MAS seems to suggest that consent or mutual assistance are the main channels for disclosure.
So where got banking secrecy? All wayang.
From NYT Dealbook:
UBS Gives I.R.S. Records on U.S. Citizen’s Account in SingaporeUBS ended a legal fight with the Internal Revenue Service, agreeing to hand over records on an American client’s account in Singapore as the authorities seek to move beyond Switzerland in their fight against offshore tax evasion.
“UBS confirms that it complied with the summons based on client consent in accordance with Singapore law,” Marsha Askins, a UBS spokeswoman, said in an e-mail.
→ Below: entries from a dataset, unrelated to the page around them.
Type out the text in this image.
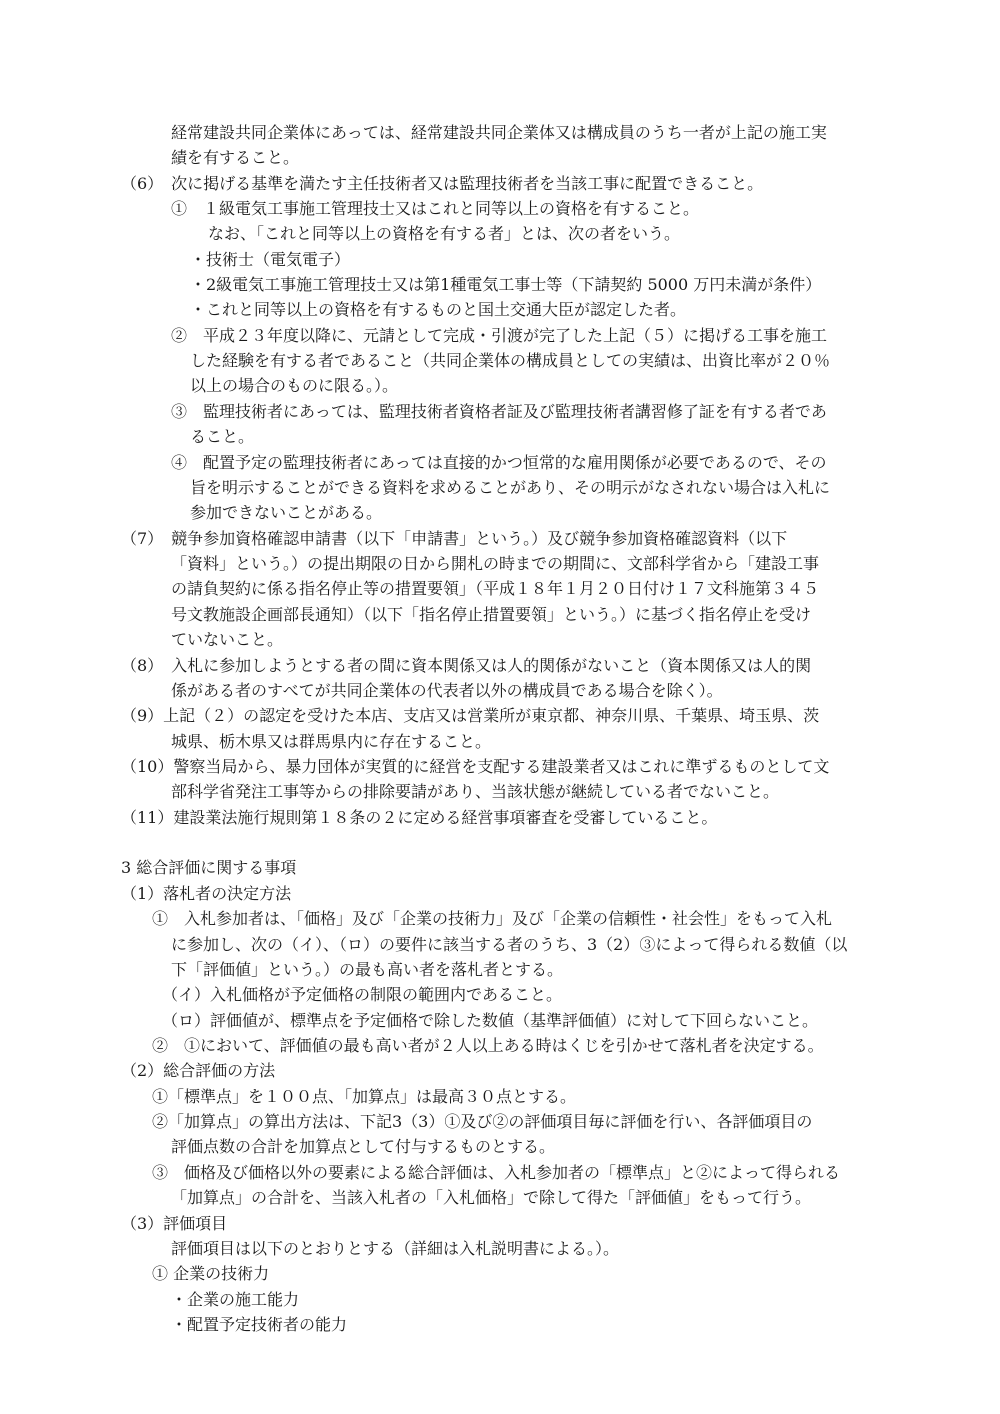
経常建設共同企業体にあっては、経常建設共同企業体又は構成員のうち一者が上記の施工実
績を有すること。
（6）　次に掲げる基準を満たす主任技術者又は監理技術者を当該工事に配置できること。
①　１級電気工事施工管理技士又はこれと同等以上の資格を有すること。
なお、「これと同等以上の資格を有する者」とは、次の者をいう。
・技術士（電気電子）
・2級電気工事施工管理技士又は第1種電気工事士等（下請契約 5000 万円未満が条件）
・これと同等以上の資格を有するものと国土交通大臣が認定した者。
②　平成２３年度以降に、元請として完成・引渡が完了した上記（５）に掲げる工事を施工
した経験を有する者であること（共同企業体の構成員としての実績は、出資比率が２０％
以上の場合のものに限る。）。
③　監理技術者にあっては、監理技術者資格者証及び監理技術者講習修了証を有する者であ
ること。
④　配置予定の監理技術者にあっては直接的かつ恒常的な雇用関係が必要であるので、その
旨を明示することができる資料を求めることがあり、その明示がなされない場合は入札に
参加できないことがある。
（7）　競争参加資格確認申請書（以下「申請書」という。）及び競争参加資格確認資料（以下
「資料」という。）の提出期限の日から開札の時までの期間に、文部科学省から「建設工事
の請負契約に係る指名停止等の措置要領」（平成１８年１月２０日付け１７文科施第３４５
号文教施設企画部長通知）（以下「指名停止措置要領」という。）に基づく指名停止を受け
ていないこと。
（8）　入札に参加しようとする者の間に資本関係又は人的関係がないこと（資本関係又は人的関
係がある者のすべてが共同企業体の代表者以外の構成員である場合を除く）。
（9）上記（２）の認定を受けた本店、支店又は営業所が東京都、神奈川県、千葉県、埼玉県、茨
城県、栃木県又は群馬県内に存在すること。
（10）警察当局から、暴力団体が実質的に経営を支配する建設業者又はこれに準ずるものとして文
部科学省発注工事等からの排除要請があり、当該状態が継続している者でないこと。
（11）建設業法施行規則第１８条の２に定める経営事項審査を受審していること。
3 総合評価に関する事項
（1）落札者の決定方法
①　入札参加者は、「価格」及び「企業の技術力」及び「企業の信頼性・社会性」をもって入札
に参加し、次の（イ）、（ロ）の要件に該当する者のうち、3（2）③によって得られる数値（以
下「評価値」という。）の最も高い者を落札者とする。
（イ）入札価格が予定価格の制限の範囲内であること。
（ロ）評価値が、標準点を予定価格で除した数値（基準評価値）に対して下回らないこと。
②　①において、評価値の最も高い者が２人以上ある時はくじを引かせて落札者を決定する。
（2）総合評価の方法
①「標準点」を１００点、「加算点」は最高３０点とする。
②「加算点」の算出方法は、下記3（3）①及び②の評価項目毎に評価を行い、各評価項目の
評価点数の合計を加算点として付与するものとする。
③　価格及び価格以外の要素による総合評価は、入札参加者の「標準点」と②によって得られる
「加算点」の合計を、当該入札者の「入札価格」で除して得た「評価値」をもって行う。
（3）評価項目
評価項目は以下のとおりとする（詳細は入札説明書による。）。
① 企業の技術力
・企業の施工能力
・配置予定技術者の能力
IRS agents served a summons on UBS in 2013 for the records. Hsiaw had $990,351 in his UBS account in Switzerland in 2001, and closed that the next year, transferring $194,356 to his Singapore account in 2002, according to the IRS petition. The bank said it couldn’t produce the information because Singapore’s bank-secrecy laws prevent disclosure without permission from Hsiaw, which he hadn’t provided, according to a court filing.
Singapore’s laws and regulations don’t prohibit sharing of information for investigations into possible tax offenses, and banking information could be disclosed through client’s consent or Singapore mutual legal assistance, according to the city state’s central bank.
“Even if Singapore’s bank secrecy laws, as UBS contends, precludes disclosure of the summoned bank records relating or pertaining to Hsiaw’s Singapore account(s), international comity requires that the records be disclosed,” IRS revenue agent James Oertel said in the Feb. 23 petition.